Sains: jalur menuju pengetahuan dengan metode

Begitu paradigma dunia yang diciptakan oleh para dewa hancur, jumlah manusia tergerak oleh rasa ingin tahu dan didorong untuk menemukan cara-cara baru untuk pengetahuan yang berlipat ganda..

Ketika Galileo Galilei ingin menunjukkan bahwa bumi bukanlah pusat alam semesta, tanpa menyadarinya, ia memberikan kehidupan dengan metode ilmiah. Dia mengamati fenomena yang membuatnya tertarik dan mencatat di buku catatannya.

Kemudian dia menganalisisnya, menerapkan formula dan memeriksa hipotesis mereka sendiri. Ketika realitas terbukti bertepatan dengan hipotesis, itu menerapkan penemuannya pada fenomena baru, berusaha untuk menyimpulkan perilaku yang dengan demikian bisa menjadi hukum.

Dalam perjalanan pengamatan, eksperimen, dan upaya untuk menunjukkan pendapat ini, Sains kini diakui sebagai serangkaian teknik dan prosedur yang menggunakan instrumen yang dapat diandalkan untuk menunjukkan hipotesis mulai terbentuk..
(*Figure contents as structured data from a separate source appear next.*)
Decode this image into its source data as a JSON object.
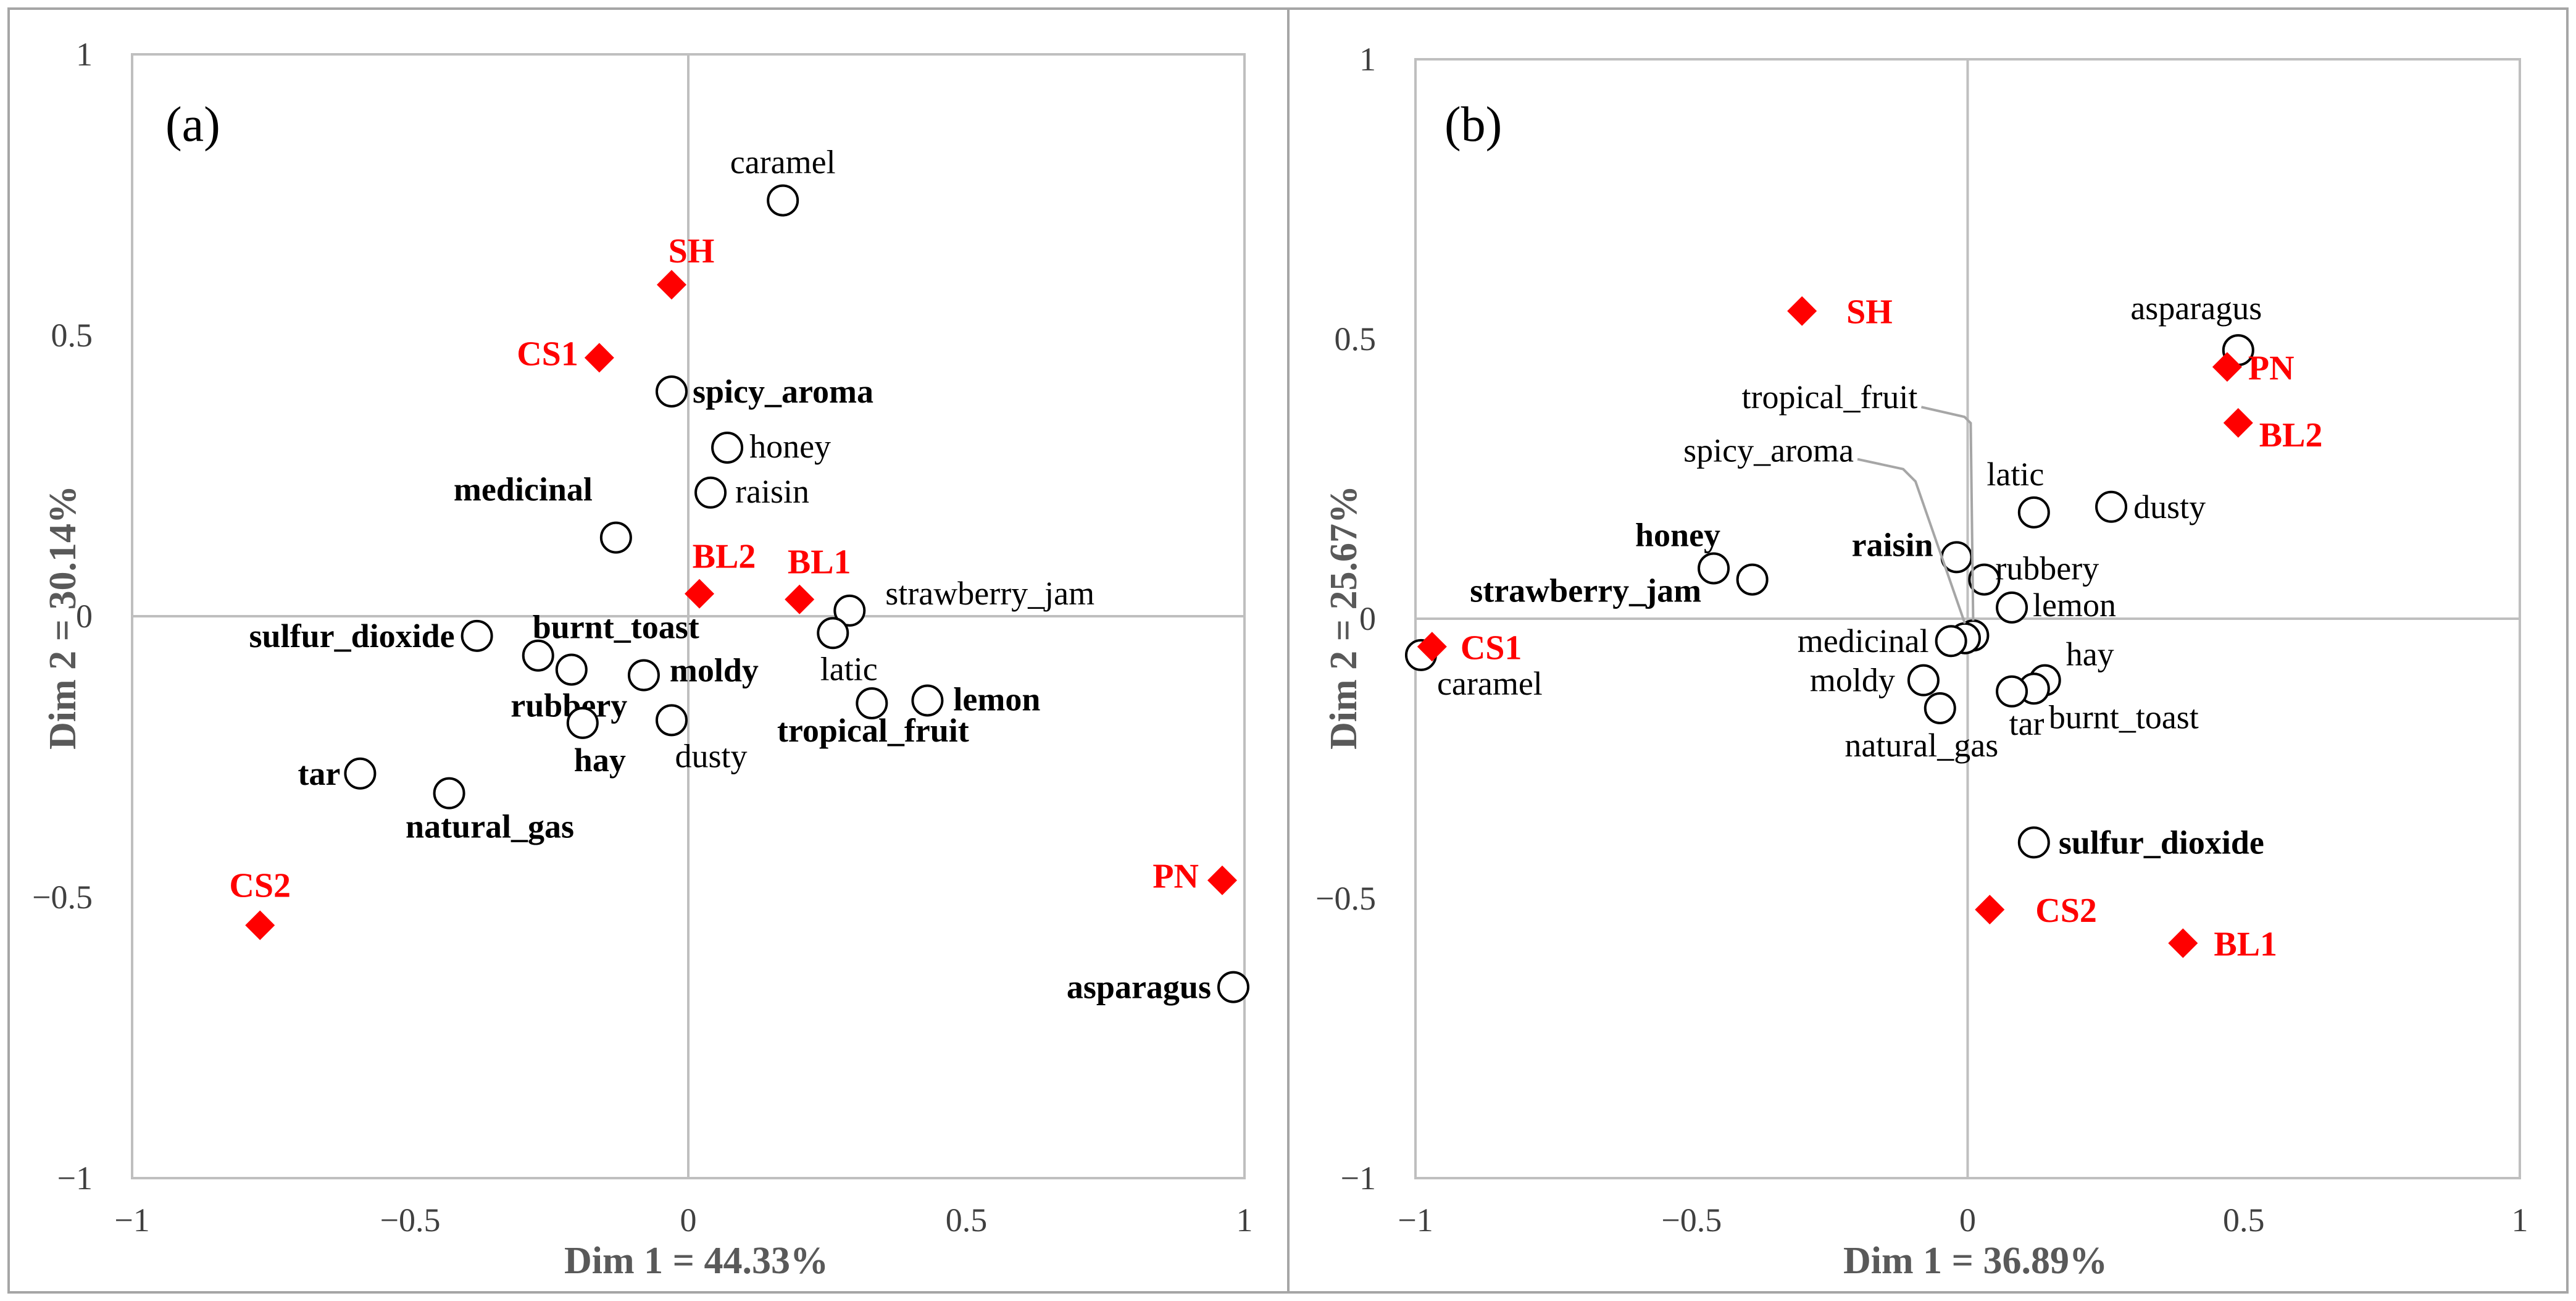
{
  "colors": {
    "sample": "#ff0000",
    "axis": "#bfbfbf",
    "frame": "#a6a6a6",
    "tick": "#404040",
    "axis_title": "#595959",
    "circle_stroke": "#000000"
  },
  "chart_data": [
    {
      "type": "scatter",
      "panel": "(a)",
      "xlabel": "Dim 1 = 44.33%",
      "ylabel": "Dim 2 = 30.14%",
      "xlim": [
        -1,
        1
      ],
      "ylim": [
        -1,
        1
      ],
      "xticks": [
        "−1",
        "−0.5",
        "0",
        "0.5",
        "1"
      ],
      "yticks": [
        "−1",
        "−0.5",
        "0",
        "0.5",
        "1"
      ],
      "grid": false,
      "series": [
        {
          "name": "samples",
          "marker": "diamond",
          "points": [
            {
              "label": "SH",
              "x": -0.03,
              "y": 0.59
            },
            {
              "label": "CS1",
              "x": -0.16,
              "y": 0.46
            },
            {
              "label": "BL2",
              "x": 0.02,
              "y": 0.04
            },
            {
              "label": "BL1",
              "x": 0.2,
              "y": 0.03
            },
            {
              "label": "PN",
              "x": 0.96,
              "y": -0.47
            },
            {
              "label": "CS2",
              "x": -0.77,
              "y": -0.55
            }
          ]
        },
        {
          "name": "attributes",
          "marker": "circle",
          "points": [
            {
              "label": "caramel",
              "x": 0.17,
              "y": 0.74,
              "bold": false
            },
            {
              "label": "spicy_aroma",
              "x": -0.03,
              "y": 0.4,
              "bold": true
            },
            {
              "label": "honey",
              "x": 0.07,
              "y": 0.3,
              "bold": false
            },
            {
              "label": "raisin",
              "x": 0.04,
              "y": 0.22,
              "bold": false
            },
            {
              "label": "medicinal",
              "x": -0.13,
              "y": 0.14,
              "bold": true
            },
            {
              "label": "strawberry_jam",
              "x": 0.29,
              "y": 0.01,
              "bold": false
            },
            {
              "label": "latic",
              "x": 0.26,
              "y": -0.03,
              "bold": false
            },
            {
              "label": "lemon",
              "x": 0.43,
              "y": -0.15,
              "bold": true
            },
            {
              "label": "tropical_fruit",
              "x": 0.33,
              "y": -0.155,
              "bold": true
            },
            {
              "label": "sulfur_dioxide",
              "x": -0.38,
              "y": -0.035,
              "bold": true
            },
            {
              "label": "burnt_toast",
              "x": -0.27,
              "y": -0.07,
              "bold": true
            },
            {
              "label": "rubbery",
              "x": -0.21,
              "y": -0.095,
              "bold": true
            },
            {
              "label": "moldy",
              "x": -0.08,
              "y": -0.105,
              "bold": true
            },
            {
              "label": "hay",
              "x": -0.19,
              "y": -0.19,
              "bold": true
            },
            {
              "label": "dusty",
              "x": -0.03,
              "y": -0.185,
              "bold": false
            },
            {
              "label": "tar",
              "x": -0.59,
              "y": -0.28,
              "bold": true
            },
            {
              "label": "natural_gas",
              "x": -0.43,
              "y": -0.315,
              "bold": true
            },
            {
              "label": "asparagus",
              "x": 0.98,
              "y": -0.66,
              "bold": true
            }
          ]
        }
      ]
    },
    {
      "type": "scatter",
      "panel": "(b)",
      "xlabel": "Dim 1 = 36.89%",
      "ylabel": "Dim 2 = 25.67%",
      "xlim": [
        -1,
        1
      ],
      "ylim": [
        -1,
        1
      ],
      "xticks": [
        "−1",
        "−0.5",
        "0",
        "0.5",
        "1"
      ],
      "yticks": [
        "−1",
        "−0.5",
        "0",
        "0.5",
        "1"
      ],
      "grid": false,
      "series": [
        {
          "name": "samples",
          "marker": "diamond",
          "points": [
            {
              "label": "SH",
              "x": -0.3,
              "y": 0.55
            },
            {
              "label": "PN",
              "x": 0.47,
              "y": 0.45
            },
            {
              "label": "BL2",
              "x": 0.49,
              "y": 0.35
            },
            {
              "label": "CS1",
              "x": -0.97,
              "y": -0.05
            },
            {
              "label": "CS2",
              "x": 0.04,
              "y": -0.52
            },
            {
              "label": "BL1",
              "x": 0.39,
              "y": -0.58
            }
          ]
        },
        {
          "name": "attributes",
          "marker": "circle",
          "points": [
            {
              "label": "asparagus",
              "x": 0.49,
              "y": 0.48,
              "bold": false
            },
            {
              "label": "dusty",
              "x": 0.26,
              "y": 0.2,
              "bold": false
            },
            {
              "label": "latic",
              "x": 0.12,
              "y": 0.19,
              "bold": false
            },
            {
              "label": "raisin",
              "x": -0.02,
              "y": 0.11,
              "bold": true
            },
            {
              "label": "rubbery",
              "x": 0.03,
              "y": 0.07,
              "bold": false
            },
            {
              "label": "lemon",
              "x": 0.08,
              "y": 0.02,
              "bold": false
            },
            {
              "label": "honey",
              "x": -0.46,
              "y": 0.09,
              "bold": true
            },
            {
              "label": "strawberry_jam",
              "x": -0.39,
              "y": 0.07,
              "bold": true
            },
            {
              "label": "tropical_fruit",
              "x": 0.01,
              "y": -0.03,
              "bold": false,
              "leader": true
            },
            {
              "label": "spicy_aroma",
              "x": -0.005,
              "y": -0.035,
              "bold": false,
              "leader": true
            },
            {
              "label": "medicinal",
              "x": -0.03,
              "y": -0.04,
              "bold": false
            },
            {
              "label": "moldy",
              "x": -0.08,
              "y": -0.11,
              "bold": false
            },
            {
              "label": "natural_gas",
              "x": -0.05,
              "y": -0.16,
              "bold": false
            },
            {
              "label": "hay",
              "x": 0.14,
              "y": -0.11,
              "bold": false
            },
            {
              "label": "burnt_toast",
              "x": 0.12,
              "y": -0.125,
              "bold": false
            },
            {
              "label": "tar",
              "x": 0.08,
              "y": -0.13,
              "bold": false
            },
            {
              "label": "caramel",
              "x": -0.99,
              "y": -0.065,
              "bold": false
            },
            {
              "label": "sulfur_dioxide",
              "x": 0.12,
              "y": -0.4,
              "bold": true
            }
          ]
        }
      ]
    }
  ]
}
Sains menggunakan metode deduktif hipotetis, yaitu, ia ingin menunjukkan hipotesis dengan menyelidiki dari masalah umum untuk menjelaskan yang khusus, kembali ke umum dan dengan demikian terus berlanjut tanpa batas dalam proses siklik.

Dan walaupun dimungkinkan untuk memikirkan metode-metode ilmiah yang berbeda, seseorang telah berdiri sejak zaman Renaisans, dengan René Descartes, hingga saat ini.

Referensi

  1. Castañeda-Sepúlveda R. Lo apeiron: suara Yunani klasik dalam sains kontemporer. Majalah Fakultas Ilmu. Volume 1, Nomor 2, hal. 83-102, 2012.
  2. Gadamer H. (1983). Hermeneutika sebagai filsafat praktis. Dalam F. G. Lawrence (Trans.), Alasan di zaman sains. (hal. 88-110)
  3. Dwigh H. Dialogues Mengenai Dua Ilmu Pengetahuan Baru. Galileo Galilei. American Journal of Physics 34, 279 (1966)
  4. Herrera R. et alt. (2010) Metode ilmiah. Jurnal Fakultas Kedokteran; Vol. 47, tidak. 1 (1999); 44-48
  5. Meza, Luis (2003). Paradigma positivis dan konsepsi dialektik pengetahuan. Majalah Matematika Digital, 4 (2), hal.1-5.